The first introduction to psychology normally comes in the kind of biology classes. Many biology students already come into class with at least basic understanding of psychology. They understand that their genes determine how their bodies work, how they physically function and, to a certain degree, how they behave or what illnesses they may develop. But hardly any of these students have a clear comprehension of what exactly DNA is, where it’s found in the body, why it causes problems, and how it can be manipulated or altered.
In the case of development, the genes passed from one generation to the next only have to survive. Genes are nothing more than instructions for doing things. People, as all living things, are programmed through thousands of years of natural selection to participate in behavior that is survival oriented. The basis for this programming is the expression of certain genes that cause specific traits, such as aggressiveness, violence or sexuality. In the case of psychology, the genes that are passed on to us through our parents, grandparents, or other kin will determine such behaviour.
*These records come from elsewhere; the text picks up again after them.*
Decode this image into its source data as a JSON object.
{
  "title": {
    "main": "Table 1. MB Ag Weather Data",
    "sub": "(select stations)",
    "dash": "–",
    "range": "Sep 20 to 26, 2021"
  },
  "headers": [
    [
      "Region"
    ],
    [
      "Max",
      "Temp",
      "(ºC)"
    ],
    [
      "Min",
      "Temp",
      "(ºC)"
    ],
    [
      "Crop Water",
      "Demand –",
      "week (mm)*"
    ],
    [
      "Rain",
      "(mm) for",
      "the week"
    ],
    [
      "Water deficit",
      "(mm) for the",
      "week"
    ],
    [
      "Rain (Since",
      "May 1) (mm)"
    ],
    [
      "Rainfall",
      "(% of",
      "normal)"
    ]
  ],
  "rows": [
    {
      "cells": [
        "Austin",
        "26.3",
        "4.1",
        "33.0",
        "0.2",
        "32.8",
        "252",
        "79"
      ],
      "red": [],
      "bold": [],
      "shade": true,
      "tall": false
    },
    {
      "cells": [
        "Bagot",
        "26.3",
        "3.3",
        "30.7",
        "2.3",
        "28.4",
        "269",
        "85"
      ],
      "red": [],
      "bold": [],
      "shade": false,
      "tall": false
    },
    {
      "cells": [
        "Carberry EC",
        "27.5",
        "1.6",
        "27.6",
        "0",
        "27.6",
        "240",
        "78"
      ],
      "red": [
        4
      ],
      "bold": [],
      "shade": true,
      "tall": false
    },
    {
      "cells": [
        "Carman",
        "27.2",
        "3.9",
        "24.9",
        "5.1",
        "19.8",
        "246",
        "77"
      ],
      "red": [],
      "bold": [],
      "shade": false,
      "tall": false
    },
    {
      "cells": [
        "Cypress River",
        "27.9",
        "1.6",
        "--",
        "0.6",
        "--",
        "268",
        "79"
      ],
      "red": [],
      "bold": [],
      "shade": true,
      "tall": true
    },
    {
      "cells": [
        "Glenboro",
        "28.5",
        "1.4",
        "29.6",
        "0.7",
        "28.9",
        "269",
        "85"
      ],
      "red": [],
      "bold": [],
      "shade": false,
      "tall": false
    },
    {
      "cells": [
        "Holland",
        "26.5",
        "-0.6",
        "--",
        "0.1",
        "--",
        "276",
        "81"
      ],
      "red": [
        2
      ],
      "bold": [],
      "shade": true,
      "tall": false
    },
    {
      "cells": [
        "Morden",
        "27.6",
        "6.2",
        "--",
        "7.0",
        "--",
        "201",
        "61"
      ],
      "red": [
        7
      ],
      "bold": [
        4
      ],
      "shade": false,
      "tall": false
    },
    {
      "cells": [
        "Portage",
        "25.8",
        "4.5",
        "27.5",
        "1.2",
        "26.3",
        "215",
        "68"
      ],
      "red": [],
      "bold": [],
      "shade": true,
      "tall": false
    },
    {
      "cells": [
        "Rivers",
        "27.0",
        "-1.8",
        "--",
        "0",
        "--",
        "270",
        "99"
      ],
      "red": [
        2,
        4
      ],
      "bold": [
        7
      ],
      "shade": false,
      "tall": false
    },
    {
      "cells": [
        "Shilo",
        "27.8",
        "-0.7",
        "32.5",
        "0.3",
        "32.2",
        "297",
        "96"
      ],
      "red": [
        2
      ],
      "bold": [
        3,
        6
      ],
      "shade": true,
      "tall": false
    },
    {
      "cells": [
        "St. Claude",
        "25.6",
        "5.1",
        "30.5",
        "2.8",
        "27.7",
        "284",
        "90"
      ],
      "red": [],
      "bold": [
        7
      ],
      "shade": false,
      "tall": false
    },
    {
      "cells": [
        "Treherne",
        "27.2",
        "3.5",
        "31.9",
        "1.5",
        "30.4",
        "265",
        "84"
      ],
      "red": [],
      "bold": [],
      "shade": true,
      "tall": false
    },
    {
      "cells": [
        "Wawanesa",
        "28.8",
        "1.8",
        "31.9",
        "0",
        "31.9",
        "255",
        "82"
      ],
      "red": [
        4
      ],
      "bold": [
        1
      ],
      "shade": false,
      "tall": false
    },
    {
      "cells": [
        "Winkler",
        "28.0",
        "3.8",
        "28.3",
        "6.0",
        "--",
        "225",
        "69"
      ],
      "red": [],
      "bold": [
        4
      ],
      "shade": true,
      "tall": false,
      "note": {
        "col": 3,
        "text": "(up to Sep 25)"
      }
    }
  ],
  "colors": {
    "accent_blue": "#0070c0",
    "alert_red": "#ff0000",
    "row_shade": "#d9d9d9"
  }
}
Concerning understanding what is happening genetically, we’re still in the era of molecular biology. Within this frame, genes are just packets of information carrying directions. This is the way humans, plants and animals have been evolving for thousands of years. Nevertheless, in the past 50 years or so, a revolution in the field of psychology has happened known as molecular biology or genomics. Genomics offers a new lens through which we can see the relationships between behaviour and genes.
The molecular basis for human and behaviors memory is actually quite simple – it is all about the epigenome. The Epigenome is a cellular memory storage that determines whether a behavior will be expressed or not. Like all memory storage systems, it contains information that is “programmed” in advance by the genome.
What we now know is that the genetic material that determines behavior exists in all of us, but in varying quantities. Most of the variations come from the variation in the copies of genes within the mobile memory storage of the person. The copy of the gene which determines the behavior is known as the epigome. It’s this particular copy that we call the epigenome.
The significance of the epigenome in psychology and its relationship to individual differences has been shown in a landmark study on twins. For years, autism research was based upon research on twins. However, it was found that there was substantial heritability (hitability) to behavior that existed between individuals who had identical twins but whose traits were very different. This study provided the first evidence of the significance of the epigenome in human behaviour and its connection to abnormal behavioral disorders like autism.
Even though the importance of this Epigenome in psychology has been established, many in the psychological field are hesitant to accept its potential as a significant factor in mental illness. One reason for this is that it is difficult to define a real genetic sequence or locus that leads to a behavioral disorder. Another issue is that there are just too many genetic differences between people to use a single DNA sequence to determine mental illness. Finally, even though the study on the Epigenome has been promising, more work needs to be done to determine the role that genetics play in complex diseases like schizophrenia. If this finding holds true, it may be used as a foundation for analyzing other complex diseases that have complicated genetic elements.
If you’re interested in knowing more about Epigenetics and how it applies to psychology, I strongly advise that you follow the links below. My site discusses the exciting new technologies that are available now to better understand how Epigenetics affects behavior and the susceptibility to disease. You can even hear me speak on my epigenetics and autism blog. My research into Epigenetics is focused on understanding the ecological causes of disease, but I also have been involved in analyzing the relationship between Epigenetics and Autism. My future articles will also talk about diseases of the brain that can be affected by Epigenetics.